Die befragten Mütter wurden darum gebeten anzugeben, welche Unterstützungsmaßnahmen sie regelmäßig in Anspruch nehmen (vgl. Tabelle 2). Hierbei wurden interne, externe und therapeutische Unterstützungen unterschieden. Unter den internen Unterstützungen wurden größtenteils die Familie (60%) und Freunde (31%) genannt, aber auch der Vater des Kindes / der Kinder (19.5%) oder der neue Partner (11.2%). 22% der Mütter gaben an, keine interne Unterstützung zu erhalten. Zu den externen Unterstützungsinstanzen zählten Therapieangebote, welche 36.3% der alleinerziehenden Mütter in Anspruch nahmen, Unterstützung durch eine Kinderbetreuung (31.9%) oder auch im Haushalt (9%) (Keine externe Unterstützung: 39.2%).
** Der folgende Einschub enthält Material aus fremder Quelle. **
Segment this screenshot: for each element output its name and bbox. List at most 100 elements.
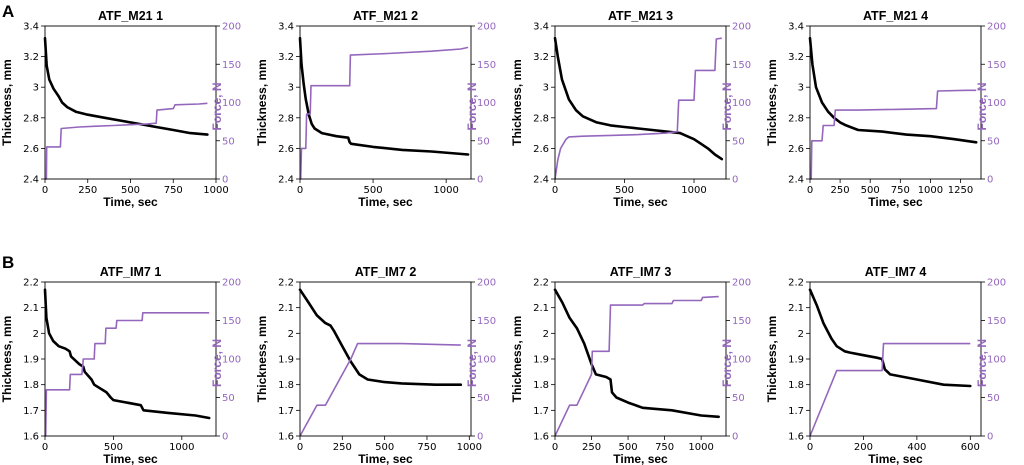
x-tick-label: 0 xyxy=(552,185,558,196)
thickness-series-line xyxy=(808,36,978,144)
y2-tick-label: 0 xyxy=(732,432,738,443)
x-axis-label: Time, sec xyxy=(613,452,668,465)
chart-title: ATF_M21 1 xyxy=(98,9,163,23)
plot-frame xyxy=(809,25,982,180)
x-tick-label: 0 xyxy=(297,185,303,196)
y2-tick-label: 150 xyxy=(477,316,496,327)
y-tick-label: 2.4 xyxy=(278,175,294,186)
y2-tick-label: 50 xyxy=(477,393,490,404)
y2-tick-label: 0 xyxy=(222,175,228,186)
y-tick-label: 1.7 xyxy=(788,406,804,417)
y-tick-label: 2.2 xyxy=(788,278,804,289)
x-axis-label: Time, sec xyxy=(613,195,668,209)
x-tick-label: 1000 xyxy=(169,442,194,453)
x-tick-label: 250 xyxy=(831,185,850,196)
y-tick-label: 2.1 xyxy=(23,303,39,314)
x-tick-label: 0 xyxy=(807,185,813,196)
y-tick-label: 3 xyxy=(288,83,294,94)
y2-tick-label: 150 xyxy=(222,316,241,327)
y2-tick-label: 150 xyxy=(222,60,241,71)
x-tick-label: 750 xyxy=(655,442,674,453)
y2-tick-label: 0 xyxy=(987,432,993,443)
y-tick-label: 3.4 xyxy=(23,22,39,33)
panel-label-a: A xyxy=(2,2,14,21)
thickness-series-line xyxy=(298,288,463,387)
y-tick-label: 2.8 xyxy=(788,113,804,124)
x-tick-label: 1000 xyxy=(203,185,228,196)
y-tick-label: 1.9 xyxy=(278,355,294,366)
y2-tick-label: 100 xyxy=(222,355,241,366)
y-tick-label: 3.2 xyxy=(788,52,804,63)
y-tick-label: 1.7 xyxy=(23,406,39,417)
x-tick-label: 1000 xyxy=(433,185,458,196)
y-tick-label: 1.9 xyxy=(23,355,39,366)
x-axis-label: Time, sec xyxy=(868,452,923,465)
plot-frame xyxy=(809,281,982,437)
y-tick-label: 1.6 xyxy=(23,432,39,443)
x-tick-label: 500 xyxy=(364,185,383,196)
x-tick-label: 500 xyxy=(615,185,634,196)
chart-title: ATF_IM7 2 xyxy=(355,265,417,279)
x-tick-label: 1000 xyxy=(457,442,482,453)
y2-tick-label: 150 xyxy=(987,60,1006,71)
thickness-series-line xyxy=(298,36,470,156)
x-tick-label: 1000 xyxy=(688,442,713,453)
y-tick-label: 1.7 xyxy=(533,406,549,417)
chart-title: ATF_M21 2 xyxy=(353,9,418,23)
thickness-series-line xyxy=(43,288,211,420)
y2-tick-label: 150 xyxy=(987,316,1006,327)
chart-title: ATF_IM7 4 xyxy=(865,265,927,279)
y-tick-label: 2.6 xyxy=(533,144,549,155)
y2-tick-label: 50 xyxy=(222,136,235,147)
x-tick-label: 500 xyxy=(375,442,394,453)
y-tick-label: 1.9 xyxy=(788,355,804,366)
force-series-line xyxy=(299,46,469,180)
y-tick-label: 2.4 xyxy=(23,175,39,186)
chart-5: 0 500 1000 1.6 1.7 1.8 1.9 2 2.1 2.2 0 50 100 150 200 A… xyxy=(0,265,241,465)
force-series-line xyxy=(554,37,722,180)
y-axis-label: Thickness, mm xyxy=(510,316,524,403)
y2-tick-label: 200 xyxy=(732,22,751,33)
y2-tick-label: 100 xyxy=(222,98,241,109)
y-axis-label: Thickness, mm xyxy=(510,59,524,146)
plot-frame xyxy=(299,281,472,437)
y-tick-label: 3.4 xyxy=(278,22,294,33)
charts-container: 0 250 500 750 10002.42.62.833.23.40501001502… xyxy=(0,9,1006,465)
y-tick-label: 3.2 xyxy=(533,52,549,63)
y2-tick-label: 0 xyxy=(477,432,483,443)
chart-3: 0 500 1000 2.4 2.6 2.8 3 3.2 3.4 0 50 100 150 200 ATF_… xyxy=(510,9,751,209)
x-axis-label: Time, sec xyxy=(103,195,158,209)
y2-tick-label: 200 xyxy=(477,22,496,33)
x-tick-label: 600 xyxy=(961,442,980,453)
y-tick-label: 2.8 xyxy=(533,113,549,124)
y2-axis-label: Force, N xyxy=(975,339,989,387)
x-axis-label: Time, sec xyxy=(103,452,158,465)
y2-axis-label: Force, N xyxy=(210,82,224,130)
y-tick-label: 2.6 xyxy=(278,144,294,155)
y2-axis-label: Force, N xyxy=(720,82,734,130)
y2-tick-label: 50 xyxy=(222,393,235,404)
x-tick-label: 0 xyxy=(297,442,303,453)
y-axis-label: Thickness, mm xyxy=(0,316,14,403)
force-series-line xyxy=(45,102,208,180)
thickness-series-line xyxy=(553,288,721,419)
y2-tick-label: 50 xyxy=(987,393,1000,404)
y-tick-label: 2.8 xyxy=(23,113,39,124)
x-tick-label: 0 xyxy=(552,442,558,453)
y2-axis-label: Force, N xyxy=(465,82,479,130)
y2-tick-label: 200 xyxy=(222,22,241,33)
y2-tick-label: 50 xyxy=(477,136,490,147)
y2-tick-label: 100 xyxy=(987,98,1006,109)
x-tick-label: 500 xyxy=(121,185,140,196)
x-tick-label: 400 xyxy=(907,442,926,453)
x-tick-label: 1000 xyxy=(681,185,706,196)
x-tick-label: 250 xyxy=(78,185,97,196)
y-tick-label: 2 xyxy=(798,329,804,340)
y2-axis-label: Force, N xyxy=(465,339,479,387)
y2-axis-label: Force, N xyxy=(720,339,734,387)
x-tick-label: 500 xyxy=(104,442,123,453)
y-axis-label: Thickness, mm xyxy=(255,59,269,146)
x-tick-label: 750 xyxy=(164,185,183,196)
plot-frame xyxy=(299,25,472,180)
y2-tick-label: 100 xyxy=(732,98,751,109)
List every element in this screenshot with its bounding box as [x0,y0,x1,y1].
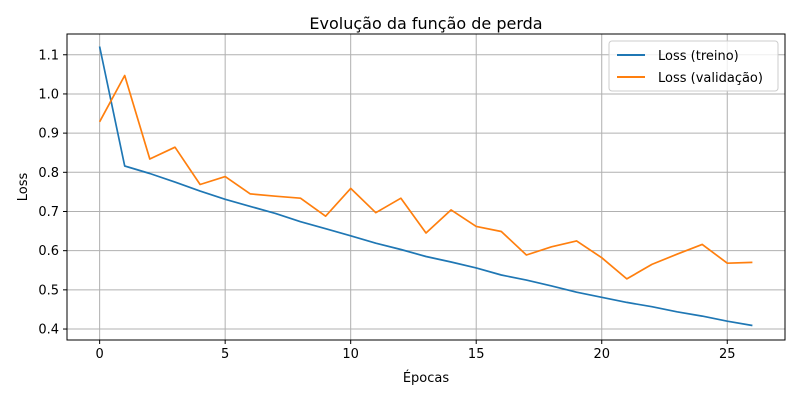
y-axis: 0.4 0.5 0.6 0.7 0.8 0.9 1.0 1.1 [38,48,67,338]
x-tick-label: 0 [95,347,103,362]
x-tick-label: 15 [468,347,485,362]
x-tick-label: 20 [593,347,610,362]
y-tick-label: 0.7 [38,205,59,220]
x-tick-label: 25 [719,347,736,362]
series-lines [98,46,753,327]
x-axis: 0 5 10 15 20 25 [95,340,736,362]
y-axis-label: Loss [16,173,31,202]
y-tick-label: 0.6 [38,244,59,259]
grid-lines [67,34,785,340]
y-tick-label: 0.5 [38,283,59,298]
x-tick-label: 5 [221,347,229,362]
legend-box [608,40,779,92]
plot-frame [66,33,786,341]
legend: Loss (treino) Loss (validação) [608,40,779,92]
chart-title: Evolução da função de perda [309,14,542,33]
y-tick-label: 0.9 [38,127,59,142]
y-tick-label: 1.1 [38,48,59,63]
y-tick-label: 1.0 [38,87,59,102]
series-line-0 [98,46,753,327]
legend-label-treino: Loss (treino) [658,49,739,64]
series-line-1 [98,74,753,280]
y-tick-label: 0.4 [38,323,59,338]
legend-label-validacao: Loss (validação) [658,71,763,86]
x-axis-label: Épocas [403,370,450,386]
x-tick-label: 10 [342,347,359,362]
y-tick-label: 0.8 [38,166,59,181]
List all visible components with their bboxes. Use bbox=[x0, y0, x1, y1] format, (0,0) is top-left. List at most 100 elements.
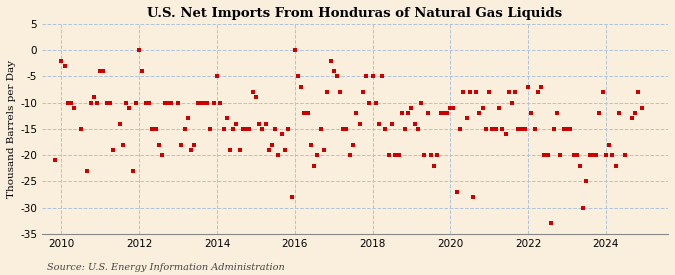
Point bbox=[571, 153, 582, 157]
Point bbox=[290, 48, 300, 52]
Point bbox=[348, 142, 358, 147]
Point bbox=[581, 179, 592, 184]
Point bbox=[513, 127, 524, 131]
Title: U.S. Net Imports From Honduras of Natural Gas Liquids: U.S. Net Imports From Honduras of Natura… bbox=[147, 7, 562, 20]
Point bbox=[396, 111, 407, 116]
Point bbox=[474, 111, 485, 116]
Point bbox=[377, 74, 387, 79]
Point bbox=[131, 100, 142, 105]
Point bbox=[406, 106, 416, 110]
Point bbox=[105, 100, 115, 105]
Point bbox=[594, 111, 605, 116]
Point bbox=[468, 195, 479, 199]
Point bbox=[69, 106, 80, 110]
Point bbox=[552, 111, 563, 116]
Point bbox=[438, 111, 449, 116]
Point bbox=[101, 100, 112, 105]
Text: Source: U.S. Energy Information Administration: Source: U.S. Energy Information Administ… bbox=[47, 263, 285, 272]
Point bbox=[591, 153, 601, 157]
Point bbox=[549, 127, 560, 131]
Point bbox=[56, 59, 67, 63]
Point bbox=[539, 153, 550, 157]
Point bbox=[461, 116, 472, 121]
Point bbox=[454, 127, 465, 131]
Point bbox=[163, 100, 173, 105]
Point bbox=[319, 148, 329, 152]
Point bbox=[228, 127, 239, 131]
Point bbox=[173, 100, 184, 105]
Point bbox=[344, 153, 355, 157]
Point bbox=[445, 106, 456, 110]
Point bbox=[312, 153, 323, 157]
Point bbox=[520, 127, 531, 131]
Point bbox=[166, 100, 177, 105]
Point bbox=[82, 169, 93, 173]
Point bbox=[435, 111, 446, 116]
Point bbox=[49, 158, 60, 163]
Point bbox=[490, 127, 501, 131]
Point bbox=[321, 90, 332, 94]
Point bbox=[481, 127, 491, 131]
Point bbox=[370, 100, 381, 105]
Point bbox=[182, 116, 193, 121]
Point bbox=[30, 61, 40, 65]
Point bbox=[565, 127, 576, 131]
Point bbox=[331, 74, 342, 79]
Point bbox=[63, 100, 74, 105]
Point bbox=[215, 100, 225, 105]
Point bbox=[292, 74, 303, 79]
Point bbox=[221, 116, 232, 121]
Point bbox=[389, 153, 400, 157]
Point bbox=[121, 100, 132, 105]
Point bbox=[108, 148, 119, 152]
Point bbox=[545, 221, 556, 226]
Point bbox=[603, 142, 614, 147]
Point bbox=[516, 127, 527, 131]
Point bbox=[98, 69, 109, 73]
Point bbox=[137, 69, 148, 73]
Point bbox=[471, 90, 482, 94]
Point bbox=[283, 127, 294, 131]
Point bbox=[506, 100, 517, 105]
Point bbox=[267, 142, 277, 147]
Point bbox=[308, 163, 319, 168]
Point bbox=[277, 132, 288, 136]
Point bbox=[189, 142, 200, 147]
Point bbox=[234, 148, 245, 152]
Point bbox=[144, 100, 155, 105]
Point bbox=[597, 90, 608, 94]
Point bbox=[484, 90, 495, 94]
Point bbox=[157, 153, 167, 157]
Point bbox=[186, 148, 196, 152]
Point bbox=[529, 127, 540, 131]
Point bbox=[124, 106, 135, 110]
Point bbox=[614, 111, 624, 116]
Point bbox=[452, 190, 462, 194]
Point bbox=[351, 111, 362, 116]
Point bbox=[140, 100, 151, 105]
Point bbox=[568, 153, 579, 157]
Point bbox=[383, 153, 394, 157]
Point bbox=[374, 122, 385, 126]
Point bbox=[218, 127, 229, 131]
Point bbox=[192, 100, 203, 105]
Point bbox=[403, 111, 414, 116]
Point bbox=[95, 69, 106, 73]
Point bbox=[448, 106, 459, 110]
Point bbox=[425, 153, 436, 157]
Point bbox=[510, 90, 520, 94]
Point bbox=[160, 100, 171, 105]
Point bbox=[85, 100, 96, 105]
Point bbox=[27, 59, 38, 63]
Point bbox=[584, 153, 595, 157]
Point bbox=[387, 122, 398, 126]
Point bbox=[211, 74, 222, 79]
Point bbox=[195, 100, 206, 105]
Point bbox=[341, 127, 352, 131]
Point bbox=[354, 122, 365, 126]
Point bbox=[231, 122, 242, 126]
Point bbox=[493, 106, 504, 110]
Point bbox=[535, 85, 546, 89]
Point bbox=[497, 127, 508, 131]
Point bbox=[238, 127, 248, 131]
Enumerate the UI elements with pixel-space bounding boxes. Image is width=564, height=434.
Die therapeutische Unterstützung wurde noch einmal spezifischer erfragt, wobei 28.7% berichteten, eine Psychotherapie zu besuchen, 21.8% erhielten Unterstützung durch eine Erziehungsberatungsstelle, 6.4% fanden Unterstützung in Selbsthilfegruppen und 5.4% in Elterntrainings. Die Mehrheit erhielt keine therapeutische Unterstützung (63.7%).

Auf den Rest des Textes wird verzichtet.